Gemäß Art 8 Abs 1 der Charta (idF des Lissabonner Vertrages, ABl 2010 C 83/02, 30.3.2010) hat jede natürliche und juristische Person das Recht auf Schutz der sie betreffenden personenbezogenen Daten. Personenbezogene Daten dürfen im Anwendungsbereich der Charta (vgl Art 51 Abs 1) „nur nach Treu und Glauben für festgelegte Zwecke und mit Einwilligung der betroffenen Person oder auf einer sonstigen gesetzlich geregelten legitimen Grundlage“ verarbeitet werden. Jede Person hat das Recht, Auskunft über die sie betreffenden erhobenen Daten zu erhalten und die Berichtigung der Daten zu erwirken (Art 8 Abs 2).

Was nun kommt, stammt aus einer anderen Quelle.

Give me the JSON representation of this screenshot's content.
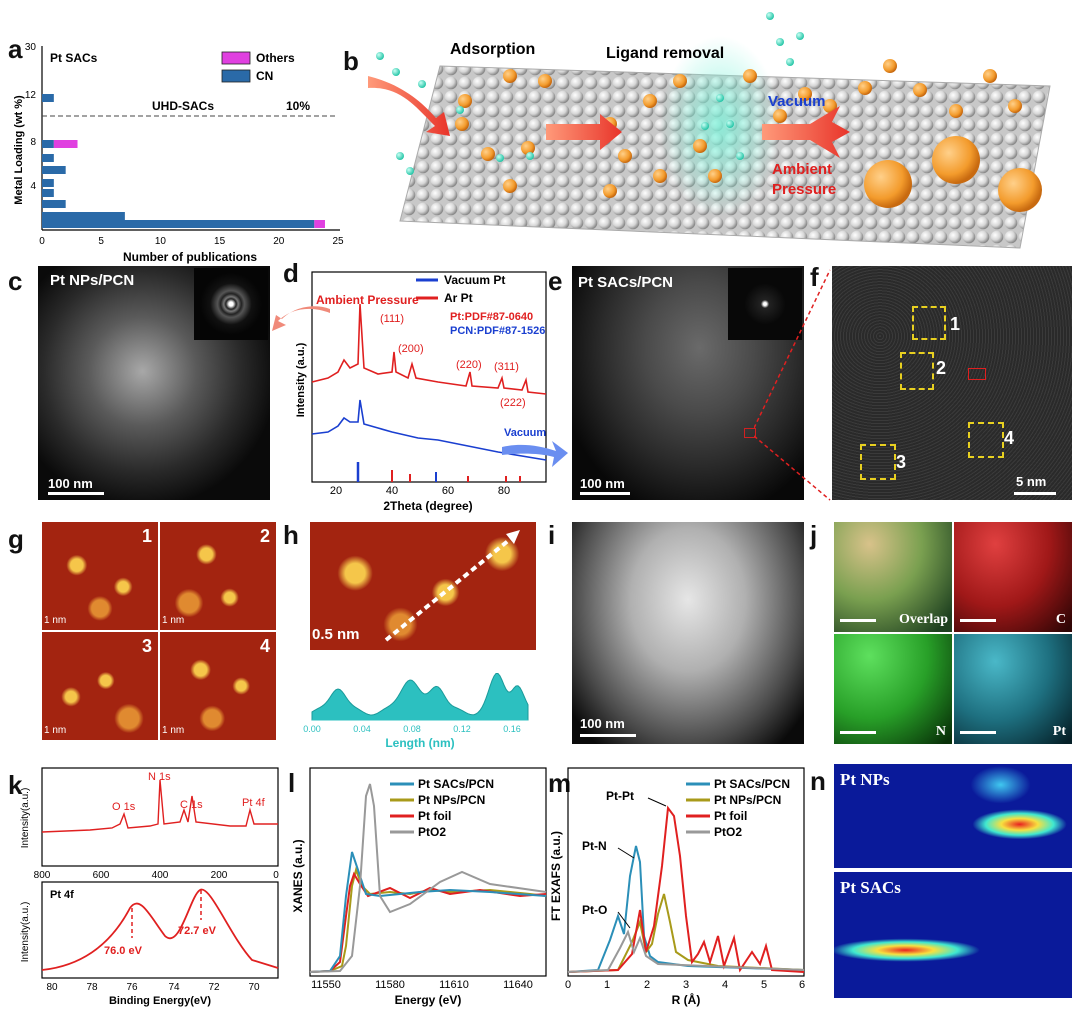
{
  "panel_letters": {
    "a": "a",
    "b": "b",
    "c": "c",
    "d": "d",
    "e": "e",
    "f": "f",
    "g": "g",
    "h": "h",
    "i": "i",
    "j": "j",
    "k": "k",
    "l": "l",
    "m": "m",
    "n": "n"
  },
  "panel_a": {
    "title": "Pt SACs",
    "threshold_label": "UHD-SACs",
    "threshold_value_label": "10%",
    "y_axis_ticks": [
      "4",
      "8",
      "12",
      "30"
    ],
    "x_axis_ticks": [
      "0",
      "5",
      "10",
      "15",
      "20",
      "25"
    ]
  },
  "panel_b": {
    "adsorption": "Adsorption",
    "ligand_removal": "Ligand removal",
    "vacuum": "Vacuum",
    "ambient_pressure_1": "Ambient",
    "ambient_pressure_2": "Pressure"
  },
  "panel_c": {
    "label": "Pt NPs/PCN",
    "scale": "100 nm"
  },
  "panel_d": {
    "ambient_pressure": "Ambient Pressure",
    "pdf_pt": "Pt:PDF#87-0640",
    "pdf_pcn": "PCN:PDF#87-1526",
    "vacuum": "Vacuum",
    "peaks": [
      "(111)",
      "(200)",
      "(220)",
      "(311)",
      "(222)"
    ]
  },
  "panel_e": {
    "label": "Pt SACs/PCN",
    "scale": "100 nm"
  },
  "panel_f": {
    "scale": "5 nm",
    "boxes": [
      "1",
      "2",
      "3",
      "4"
    ]
  },
  "panel_g": {
    "tiles": [
      "1",
      "2",
      "3",
      "4"
    ],
    "scales": [
      "1 nm",
      "1 nm",
      "1 nm",
      "1 nm"
    ]
  },
  "panel_h": {
    "scale": "0.5 nm",
    "x_ticks": [
      "0.00",
      "0.04",
      "0.08",
      "0.12",
      "0.16"
    ]
  },
  "panel_i": {
    "scale": "100 nm"
  },
  "panel_j": {
    "labels": [
      "Overlap",
      "C",
      "N",
      "Pt"
    ]
  },
  "panel_k": {
    "top_peaks": [
      "O 1s",
      "N 1s",
      "C 1s",
      "Pt 4f"
    ],
    "top_x_ticks": [
      "800",
      "600",
      "400",
      "200",
      "0"
    ],
    "bottom_title": "Pt 4f",
    "bottom_peaks": [
      "76.0 eV",
      "72.7 eV"
    ],
    "bottom_x_ticks": [
      "80",
      "78",
      "76",
      "74",
      "72",
      "70"
    ]
  },
  "panel_l": {
    "x_ticks": [
      "11550",
      "11580",
      "11610",
      "11640"
    ]
  },
  "panel_m": {
    "x_ticks": [
      "0",
      "1",
      "2",
      "3",
      "4",
      "5",
      "6"
    ],
    "peak_labels": [
      "Pt-Pt",
      "Pt-N",
      "Pt-O"
    ]
  },
  "panel_n": {
    "top": "Pt NPs",
    "bottom": "Pt SACs"
  },
  "colors": {
    "cn": "#2a6aa8",
    "others": "#e040e0",
    "red": "#e02020",
    "blue": "#1a3fd0",
    "olive": "#a89a1a",
    "gray": "#999999",
    "cyan": "#2b8fb8"
  },
  "chart_data": [
    {
      "type": "bar",
      "orientation": "horizontal",
      "xlabel": "Number of publications",
      "ylabel": "Metal Loading (wt %)",
      "xlim": [
        0,
        25
      ],
      "series": [
        {
          "name": "CN",
          "values": [
            23,
            7,
            2,
            1,
            1,
            2,
            1,
            1,
            1
          ]
        },
        {
          "name": "Others",
          "values": [
            1,
            0,
            0,
            0,
            0,
            0,
            0,
            2,
            0
          ]
        }
      ],
      "categories": [
        "~1",
        "~2",
        "~3",
        "~4",
        "~5",
        "~6",
        "~7",
        "~8",
        "~12"
      ],
      "threshold": 10
    },
    {
      "type": "line",
      "xlabel": "2Theta (degree)",
      "ylabel": "Intensity (a.u.)",
      "xlim": [
        10,
        90
      ],
      "series": [
        {
          "name": "Vacuum Pt"
        },
        {
          "name": "Ar Pt"
        }
      ]
    },
    {
      "type": "line",
      "xlabel": "Length (nm)",
      "xlim": [
        0.0,
        0.17
      ]
    },
    {
      "type": "line",
      "xlabel": "Binding Energy(eV)",
      "ylabel": "Intensity(a.u.)"
    },
    {
      "type": "line",
      "xlabel": "Energy (eV)",
      "ylabel": "XANES (a.u.)",
      "series": [
        {
          "name": "Pt SACs/PCN"
        },
        {
          "name": "Pt NPs/PCN"
        },
        {
          "name": "Pt foil"
        },
        {
          "name": "PtO2"
        }
      ]
    },
    {
      "type": "line",
      "xlabel": "R (Å)",
      "ylabel": "FT EXAFS (a.u.)",
      "xlim": [
        0,
        6
      ],
      "series": [
        {
          "name": "Pt SACs/PCN"
        },
        {
          "name": "Pt NPs/PCN"
        },
        {
          "name": "Pt foil"
        },
        {
          "name": "PtO2"
        }
      ]
    }
  ]
}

Gemäß Art 8 Abs 3 der Charta wird die Einhaltung der zuvor angesprochenen Regelungen (und Rechte) von einer unabhängigen Stelle überwacht.

II. Folgerungen / Interpretation des Art 8 Abs 3

Gemäß der organisationsrechtlichen Regelung des Art 8 Abs 3[1] ist die Einhaltung der Abs 1 und Abs 2 des Art 8 GRC in Übereinstimmung mit Art 16 Abs 2 Satz 2 AEU und Art 39 letzter Satz EU durch eine unabhängige Stelle zu überwachen.[2] Art 8 Abs 3 vermittelt daher ein Recht auf Behandlung von Beschwerden durch die zuständige unabhängige Kontrollstelle (wenn und soweit sie eingerichtet ist).[3] In diesem Zusammenhang nimmt Art 8 Abs 3 Bezug auf Art 28 RL 95/46/EG und Art 41 ff VO 2001/45 (siehe auch ex Art 286 Abs 2 EG). Nach diesen Bestimmungen sind die Mitgliedstaaten bzw die Organe und Einrichtungen der Union (Art 13 EU) verpflichtet, eine unabhängige (Datenschutz-) Kontrollstelle einzurichten und diese mit den notwendigen Mitteln für die Erfüllung ihrer Aufgaben (zB Ermittlungskompetenzen) auszustatten.[4] In diesem Zusammenhang ist aber zu beachten, dass der Europäische Datenschutzbeauftragte nicht mit den nationalen Kontrollinstanzen verwechselt werden darf.[5]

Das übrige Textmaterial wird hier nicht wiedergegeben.